A recent environmental case illustrates how expert witnesses that are too eager to please can destroy themselves and their client.
WC I Waste Conversion Inc. v. ADI International Inc. was a breach of contract dispute between partners who developed a composting facility for the Island Waste Management Corp. in Brookfield, Prince Edward Island. WCI was the composting expert; ADI brought financial muscle and access to bonding. After years of litigation, WCI was awarded $4,306,339 plus costs for damages caused by ADI’s “greed”, bad faith, and repudiation of the construction and operating contracts. Much of the case turned on expert opinion on the design and how to manage acidic feedstock. ADI offered two experts; WCI offered one. Justice Campbell found that ADI’s legal counsel had “played a significant role” in “tailoring” its expert reports; as a result, he found them useless:
An expert report is only of benefit to the court if it is independent and unbiased and is not unduly influenced by someone having a pecuniary interest in the contents of that report. ADI’s involvement in drafting and manipulating Hallee’s report destroyed any credibility the report may have had…
The judge found it particularly galling that the experts blindly repeated their client’s views, which ADI then purported to rely on.

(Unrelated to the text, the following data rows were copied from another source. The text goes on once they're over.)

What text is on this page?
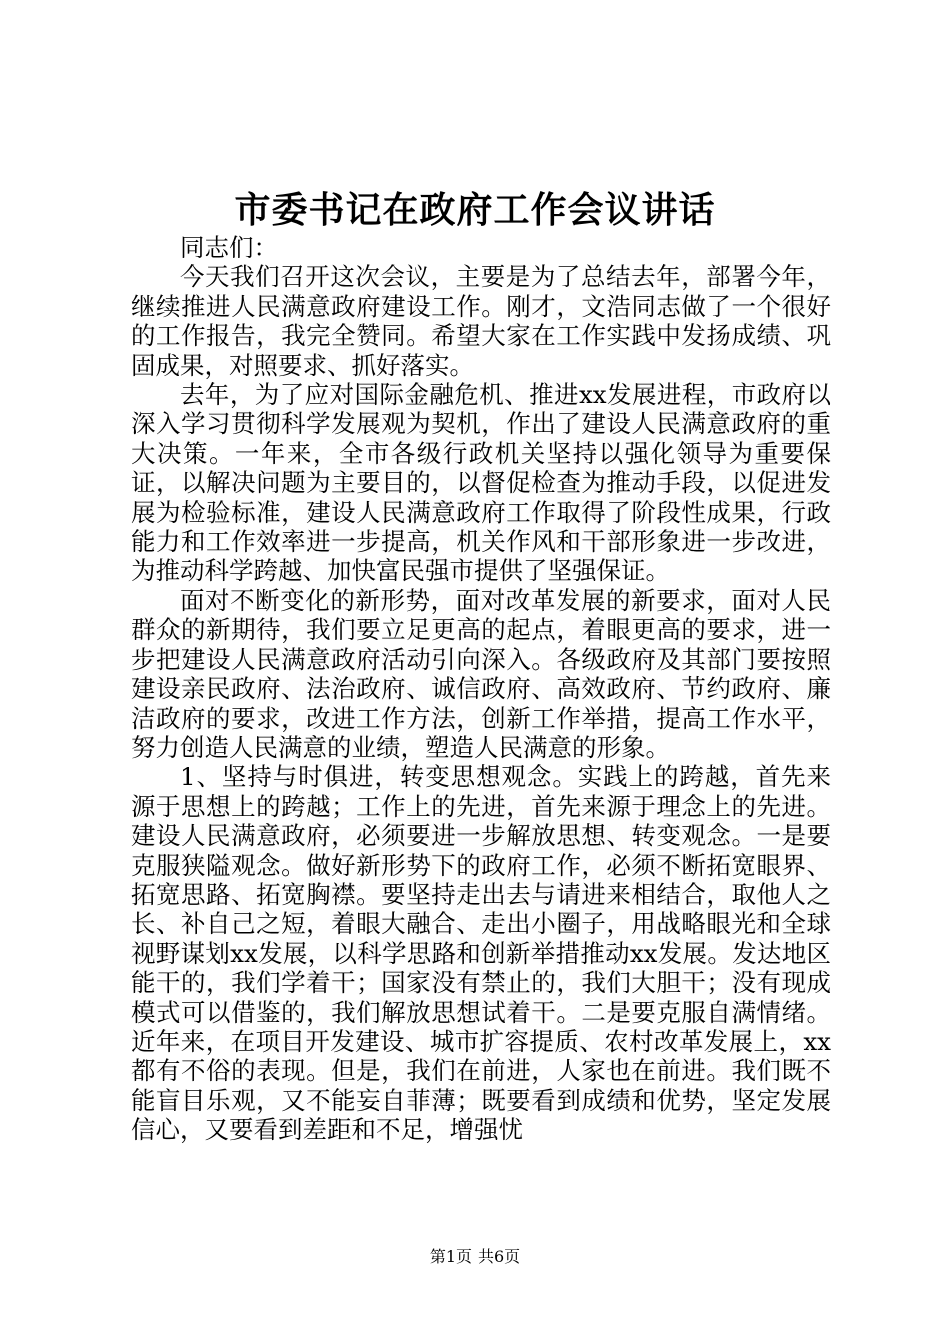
市委书记在政府工作会议讲话

同志们：

今天我们召开这次会议，主要是为了总结去年，部署今年，继续推进人民满意政府建设工作。刚才，文浩同志做了一个很好的工作报告，我完全赞同。希望大家在工作实践中发扬成绩、巩固成果，对照要求、抓好落实。

去年，为了应对国际金融危机、推进xx发展进程，市政府以深入学习贯彻科学发展观为契机，作出了建设人民满意政府的重大决策。一年来，全市各级行政机关坚持以强化领导为重要保证，以解决问题为主要目的，以督促检查为推动手段，以促进发展为检验标准，建设人民满意政府工作取得了阶段性成果，行政能力和工作效率进一步提高，机关作风和干部形象进一步改进，为推动科学跨越、加快富民强市提供了坚强保证。

面对不断变化的新形势，面对改革发展的新要求，面对人民群众的新期待，我们要立足更高的起点，着眼更高的要求，进一步把建设人民满意政府活动引向深入。各级政府及其部门要按照建设亲民政府、法治政府、诚信政府、高效政府、节约政府、廉洁政府的要求，改进工作方法，创新工作举措，提高工作水平，努力创造人民满意的业绩，塑造人民满意的形象。

1、坚持与时俱进，转变思想观念。实践上的跨越，首先来源于思想上的跨越；工作上的先进，首先来源于理念上的先进。建设人民满意政府，必须要进一步解放思想、转变观念。一是要克服狭隘观念。做好新形势下的政府工作，必须不断拓宽眼界、拓宽思路、拓宽胸襟。要坚持走出去与请进来相结合，取他人之长、补自己之短，着眼大融合、走出小圈子，用战略眼光和全球视野谋划xx发展，以科学思路和创新举措推动xx发展。发达地区能干的，我们学着干；国家没有禁止的，我们大胆干；没有现成模式可以借鉴的，我们解放思想试着干。二是要克服自满情绪。近年来，在项目开发建设、城市扩容提质、农村改革发展上，xx都有不俗的表现。但是，我们在前进，人家也在前进。我们既不能盲目乐观，又不能妄自菲薄；既要看到成绩和优势，坚定发展信心，又要看到差距和不足，增强忧

第1页 共6页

Kelly adopted similar false assumptions… he received that erroneous information from ADI… and did not do any of his own due diligence. It Kelly confirmed on cross-examination that he was not an expert on the iteration system or the containers. He only put that information in his reports because ADI asked him to do so…
Experts must strenuously guard their independence.
An expert is to provide an independent and unbiased opinion to the court in respect of a subject matter with which the expert is more familiar than the court. When an expert fails to guard his independence and allows himself to be prostituted to the will of his client, he sacrifices his role as an expert before the court.